Coronavirus

Hillary Clinton mocks Trump's science cred

”Please do not take medical advice from a man who looked directly at a solar eclipse,” Clinton wrote on Twitter.

Hillary Clinton

Former Democratic presidential nominee Hillary Clinton on Tuesday made light of President Donald Trump's handling of the coronavirus pandemic, using the occasion to recall one of Trump's previous clashes with scientific recommendations.

”Please do not take medical advice from a man who looked directly at a solar eclipse,” Clinton wrote on Twitter, a reference to an August 2017 eclipse during which Trump briefly looked at the sun without protective eye gear.

Though experts warn looking directly into the sun during an eclipse without eye protection can lead to vision damage, and the president eventually put on a pair of special glasses to watch the eclipse’s peak, he appeared to first glance up at the sun without them as cameras rolled and an aide shouted “Don’t look!”

Clinton has repeatedly taken potshots at her former 2016 rival in interviews and tweets -- criticizing his policies toward Russia and weighing in at fraught political moments, like last year's impeachment hearings.

Her latest swipe comes as Trump has begun to chafe at the advice of public health experts, who warn that relaxing social distancing strictures prematurely could have catastrophic consequences.

During White House press briefings on the administration's response to the outbreak, which has infected more than 43,000 individuals and killed more than 500 in the U.S. alone, Trump has routinely been corrected by his health officials on everything from the timeline for a coronavirus vaccine to the efficacy of drugs to treat the illness.

In recent days, Trump has taken to mentioning specific medicines as potential cures for the virus, including the anti-malaria drugs hydroxychloroquine and chloroquine.
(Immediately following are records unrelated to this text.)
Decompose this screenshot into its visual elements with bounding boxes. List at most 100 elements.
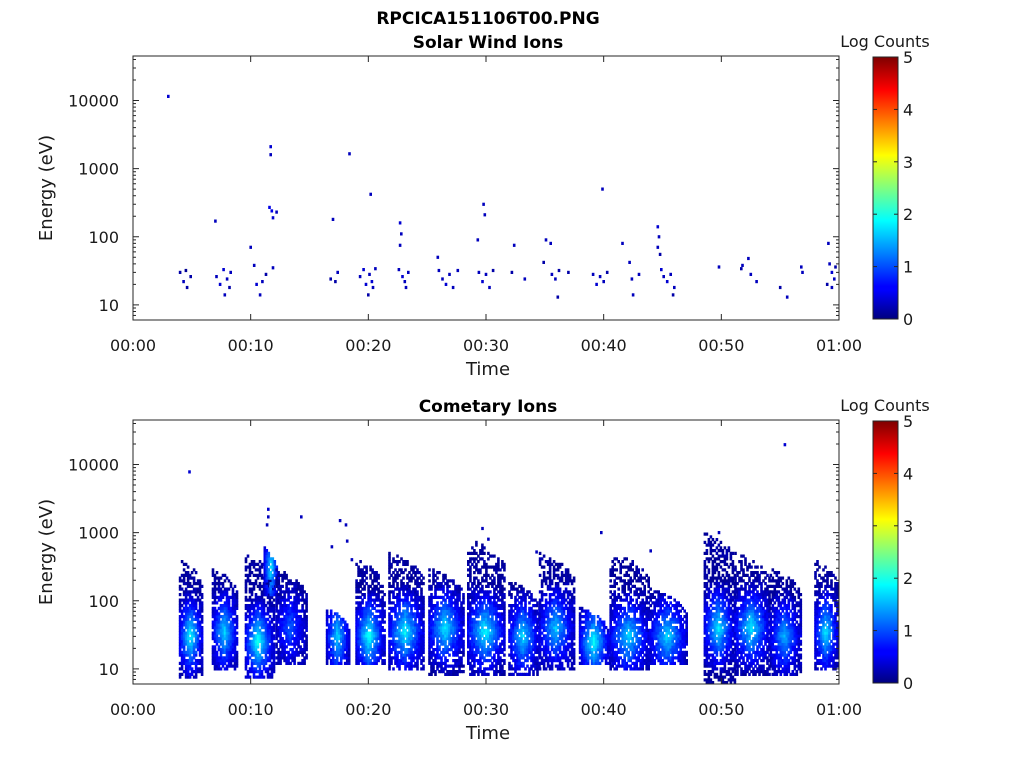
heatmap-cell: [293, 637, 296, 641]
heatmap-cell: [373, 571, 376, 575]
heatmap-cell: [260, 590, 264, 594]
heatmap-cell: [440, 612, 443, 616]
heatmap-cell: [406, 650, 409, 654]
heatmap-cell: [375, 626, 378, 630]
x-tick-label: 00:20: [345, 336, 391, 355]
heatmap-cell: [363, 628, 366, 632]
heatmap-cell: [381, 653, 384, 657]
heatmap-cell: [444, 573, 447, 577]
heatmap-cell: [361, 568, 364, 572]
heatmap-cell: [198, 670, 202, 674]
heatmap-cell: [186, 617, 190, 621]
heatmap-cell: [373, 617, 376, 621]
heatmap-cell: [180, 637, 184, 641]
heatmap-cell: [262, 659, 266, 663]
heatmap-cell: [341, 656, 345, 660]
heatmap-cell: [440, 609, 443, 613]
heatmap-cell: [327, 615, 331, 619]
heatmap-cell: [337, 623, 341, 627]
heatmap-cell: [217, 656, 221, 660]
heatmap-cell: [262, 675, 266, 679]
heatmap-cell: [271, 576, 275, 580]
heatmap-cell: [215, 571, 219, 575]
heatmap-cell: [285, 584, 288, 588]
heatmap-cell: [440, 595, 443, 599]
heatmap-cell: [402, 576, 405, 580]
heatmap-cell: [215, 634, 219, 638]
heatmap-cell: [273, 568, 277, 572]
heatmap-cell: [270, 661, 274, 665]
heatmap-cell: [262, 604, 266, 608]
heatmap-cell: [422, 664, 425, 668]
heatmap-cell: [196, 582, 200, 586]
heatmap-cell: [402, 617, 405, 621]
heatmap-cell: [357, 612, 360, 616]
heatmap-cell: [227, 606, 231, 610]
heatmap-cell: [180, 645, 184, 649]
heatmap-cell: [442, 626, 445, 630]
heatmap-cell: [217, 617, 221, 621]
heatmap-cell: [444, 648, 447, 652]
heatmap-cell: [269, 565, 273, 569]
heatmap-cell: [235, 659, 239, 663]
heatmap-cell: [233, 637, 237, 641]
heatmap-cell: [379, 639, 382, 643]
heatmap-cell: [184, 587, 188, 591]
heatmap-cell: [402, 659, 405, 663]
heatmap-cell: [229, 631, 233, 635]
heatmap-cell: [388, 595, 391, 599]
heatmap-cell: [231, 587, 235, 591]
heatmap-cell: [229, 626, 233, 630]
heatmap-cell: [367, 645, 370, 649]
heatmap-cell: [262, 661, 266, 665]
heatmap-cell: [225, 593, 229, 597]
heatmap-cell: [388, 601, 391, 605]
heatmap-cell: [227, 612, 231, 616]
heatmap-cell: [420, 601, 423, 605]
heatmap-cell: [194, 653, 198, 657]
heatmap-cell: [522, 587, 525, 591]
heatmap-cell: [416, 612, 419, 616]
heatmap-cell: [180, 598, 184, 602]
heatmap-cell: [217, 620, 221, 624]
heatmap-cell: [408, 623, 411, 627]
heatmap-cell: [287, 604, 290, 608]
heatmap-cell: [248, 656, 252, 660]
heatmap-cell: [211, 634, 215, 638]
heatmap-cell: [272, 648, 276, 652]
heatmap-cell: [184, 659, 188, 663]
heatmap-cell: [377, 604, 380, 608]
heatmap-cell: [184, 637, 188, 641]
heatmap-cell: [503, 645, 506, 649]
heatmap-cell: [252, 645, 256, 649]
heatmap-cell: [361, 587, 364, 591]
heatmap-cell: [394, 620, 397, 624]
heatmap-cell: [215, 609, 219, 613]
heatmap-cell: [211, 573, 215, 577]
heatmap-cell: [295, 628, 298, 632]
heatmap-cell: [192, 617, 196, 621]
heatmap-cell: [190, 598, 194, 602]
heatmap-cell: [277, 598, 280, 602]
heatmap-cell: [188, 648, 192, 652]
heatmap-cell: [418, 645, 421, 649]
heatmap-cell: [227, 617, 231, 621]
heatmap-cell: [343, 620, 347, 624]
heatmap-cell: [269, 557, 273, 561]
heatmap-cell: [295, 615, 298, 619]
heatmap-cell: [432, 667, 435, 671]
heatmap-cell: [542, 661, 546, 665]
heatmap-cell: [233, 648, 237, 652]
heatmap-cell: [269, 153, 272, 157]
heatmap-cell: [211, 601, 215, 605]
heatmap-cell: [190, 634, 194, 638]
heatmap-cell: [416, 590, 419, 594]
heatmap-cell: [572, 650, 576, 654]
heatmap-cell: [392, 560, 395, 564]
heatmap-cell: [231, 590, 235, 594]
heatmap-cell: [548, 557, 552, 561]
heatmap-cell: [329, 628, 333, 632]
heatmap-cell: [295, 650, 298, 654]
heatmap-cell: [355, 626, 358, 630]
heatmap-cell: [377, 623, 380, 627]
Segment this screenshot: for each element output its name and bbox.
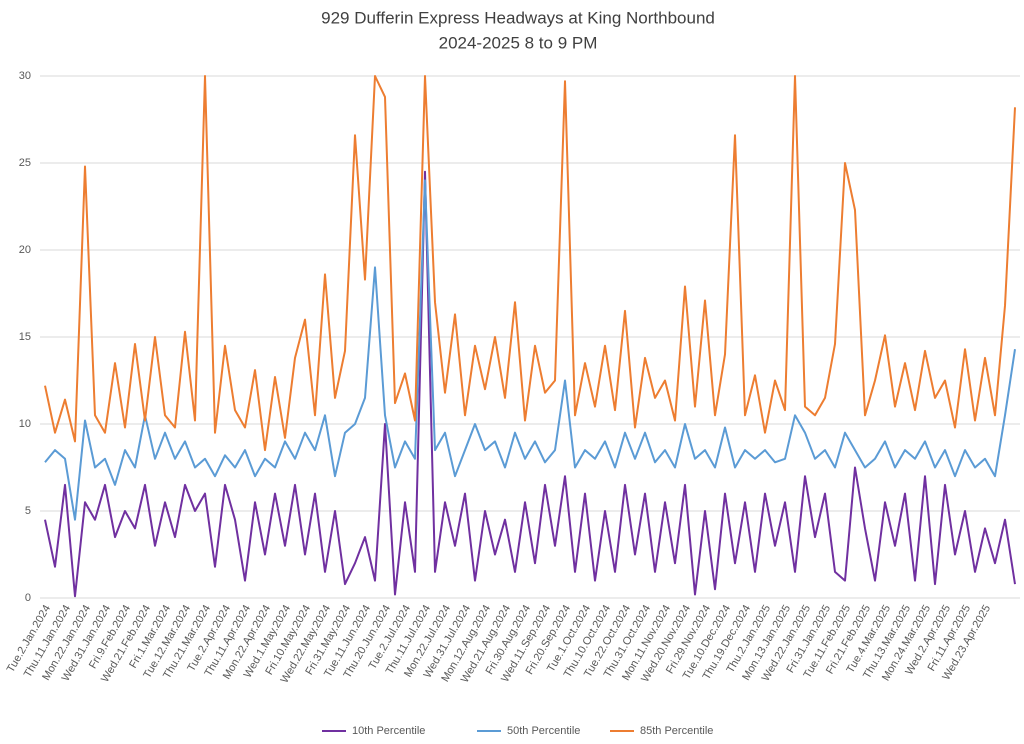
chart-title: 929 Dufferin Express Headways at King No… (321, 8, 715, 27)
y-tick-label: 10 (19, 418, 31, 430)
series-line (44, 179, 1016, 521)
y-tick-label: 15 (19, 331, 31, 343)
y-tick-label: 20 (19, 244, 31, 256)
y-tick-label: 5 (25, 505, 31, 517)
y-tick-label: 0 (25, 592, 31, 604)
legend-label: 50th Percentile (507, 725, 580, 737)
y-tick-label: 30 (19, 70, 31, 82)
series-line (44, 75, 1016, 452)
y-tick-label: 25 (19, 157, 31, 169)
legend-label: 10th Percentile (352, 725, 425, 737)
plot-area (44, 75, 1016, 598)
legend-label: 85th Percentile (640, 725, 713, 737)
chart-subtitle: 2024-2025 8 to 9 PM (439, 33, 598, 52)
series-line (44, 170, 1016, 598)
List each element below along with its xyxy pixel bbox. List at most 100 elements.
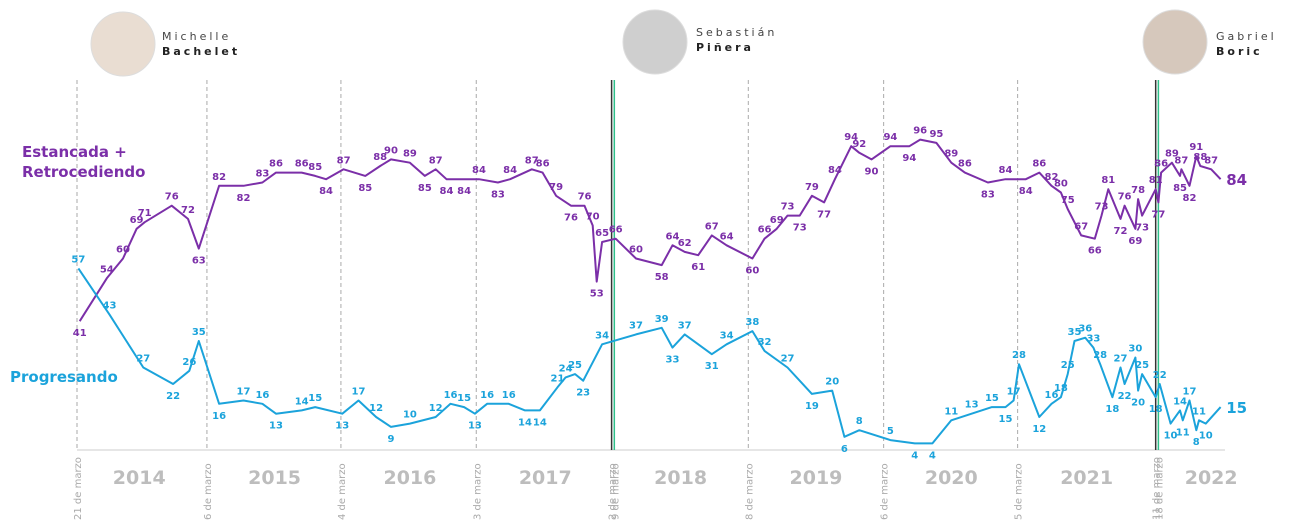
value-label: 84 <box>503 165 517 176</box>
value-label: 32 <box>758 337 772 348</box>
president-last: Boric <box>1216 45 1263 58</box>
value-label: 12 <box>369 403 383 414</box>
value-label: 85 <box>358 183 372 194</box>
series-label: Estancada + Retrocediendo <box>22 143 146 181</box>
value-label: 79 <box>805 182 819 193</box>
value-label: 76 <box>578 192 592 203</box>
value-label: 84 <box>319 186 333 197</box>
value-label: 16 <box>255 390 269 401</box>
value-label: 25 <box>568 360 582 371</box>
value-label: 88 <box>373 152 387 163</box>
value-label: 8 <box>1193 437 1200 448</box>
value-label: 75 <box>1061 195 1075 206</box>
value-label: 84 <box>440 186 454 197</box>
value-label: 24 <box>559 363 573 374</box>
value-label: 37 <box>678 320 692 331</box>
value-label: 85 <box>1173 183 1187 194</box>
value-label: 16 <box>1045 390 1059 401</box>
value-label: 81 <box>1101 175 1115 186</box>
value-label: 14 <box>518 417 532 428</box>
x-tick-label: 2022 <box>1185 467 1238 489</box>
series-label: Progresando <box>10 368 118 386</box>
value-label: 8 <box>856 416 863 427</box>
value-label: 34 <box>720 330 734 341</box>
value-label: 26 <box>182 357 196 368</box>
value-label: 67 <box>705 221 719 232</box>
value-label: 76 <box>165 192 179 203</box>
value-label: 77 <box>817 209 831 220</box>
series-line <box>77 267 1222 445</box>
value-label: 16 <box>212 411 226 422</box>
value-label: 62 <box>678 238 692 249</box>
value-label: 5 <box>887 426 894 437</box>
value-label: 34 <box>595 330 609 341</box>
date-label: 2 de marzo <box>608 463 619 520</box>
x-tick-label: 2015 <box>248 467 301 489</box>
value-label: 35 <box>192 327 206 338</box>
value-label: 83 <box>491 190 505 201</box>
value-label: 31 <box>705 361 719 372</box>
value-label: 33 <box>1086 334 1100 345</box>
value-label: 38 <box>745 317 759 328</box>
value-label: 18 <box>1149 404 1163 415</box>
value-label: 83 <box>255 169 269 180</box>
value-label: 25 <box>1135 360 1149 371</box>
value-label: 58 <box>655 272 669 283</box>
value-label: 70 <box>586 211 600 222</box>
value-label: 12 <box>429 403 443 414</box>
value-label: 20 <box>825 377 839 388</box>
value-label: 15 <box>308 393 322 404</box>
value-label: 35 <box>1068 327 1082 338</box>
president-first: Michelle <box>162 30 231 43</box>
value-label: 89 <box>403 149 417 160</box>
value-label: 39 <box>655 314 669 325</box>
value-label: 15 <box>457 393 471 404</box>
value-label: 22 <box>1153 370 1167 381</box>
value-label: 17 <box>352 386 366 397</box>
value-label: 69 <box>130 215 144 226</box>
value-label: 87 <box>429 155 443 166</box>
value-label: 43 <box>103 301 117 312</box>
value-label: 82 <box>1045 172 1059 183</box>
value-label: 84 <box>457 186 471 197</box>
series-line <box>78 138 1222 322</box>
value-label: 73 <box>793 223 807 234</box>
value-label: 11 <box>1192 406 1206 417</box>
value-label: 72 <box>181 205 195 216</box>
value-label: 85 <box>418 183 432 194</box>
value-label: 76 <box>564 213 578 224</box>
value-label: 4 <box>911 450 918 461</box>
value-label: 95 <box>929 129 943 140</box>
value-label: 79 <box>549 182 563 193</box>
date-label: 4 de marzo <box>337 463 348 520</box>
date-label: 6 de marzo <box>203 463 214 520</box>
value-label: 85 <box>308 162 322 173</box>
value-label: 94 <box>902 153 916 164</box>
value-label: 54 <box>100 264 114 275</box>
value-label: 60 <box>745 265 759 276</box>
value-label: 86 <box>1154 159 1168 170</box>
value-label: 17 <box>1007 386 1021 397</box>
value-label: 17 <box>1183 386 1197 397</box>
date-label: 8 de marzo <box>744 463 755 520</box>
value-label: 90 <box>384 145 398 156</box>
value-label: 14 <box>1173 396 1187 407</box>
value-label: 15 <box>985 393 999 404</box>
president-last: Piñera <box>696 41 754 54</box>
value-label: 10 <box>1164 431 1178 442</box>
value-label: 66 <box>1088 246 1102 257</box>
x-tick-label: 2017 <box>519 467 572 489</box>
president-first: Gabriel <box>1216 30 1277 43</box>
value-label: 15 <box>998 414 1012 425</box>
value-label: 22 <box>166 391 180 402</box>
value-label: 11 <box>944 406 958 417</box>
value-label: 77 <box>1151 209 1165 220</box>
value-label: 28 <box>1012 350 1026 361</box>
x-tick-label: 2018 <box>654 467 707 489</box>
value-label: 82 <box>1183 193 1197 204</box>
x-tick-label: 2019 <box>790 467 843 489</box>
value-label: 6 <box>841 444 848 455</box>
value-label: 61 <box>691 262 705 273</box>
value-label: 16 <box>480 390 494 401</box>
value-label: 96 <box>913 126 927 137</box>
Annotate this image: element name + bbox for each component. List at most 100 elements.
Research on the combination is still in the early stages, though a drug trial is set to start soon in New York.

Clinton also weighed in Tuesday on Trump's remarks about how he was weighing the damage to the economy wrought by efforts to fight the virus against the advice of epidemiologists.

“It's incredible that this has to be said: Letting thousands of people needlessly suffer and die is wrong,” Clinton wrote. “It's also not a recipe for rescuing the economy."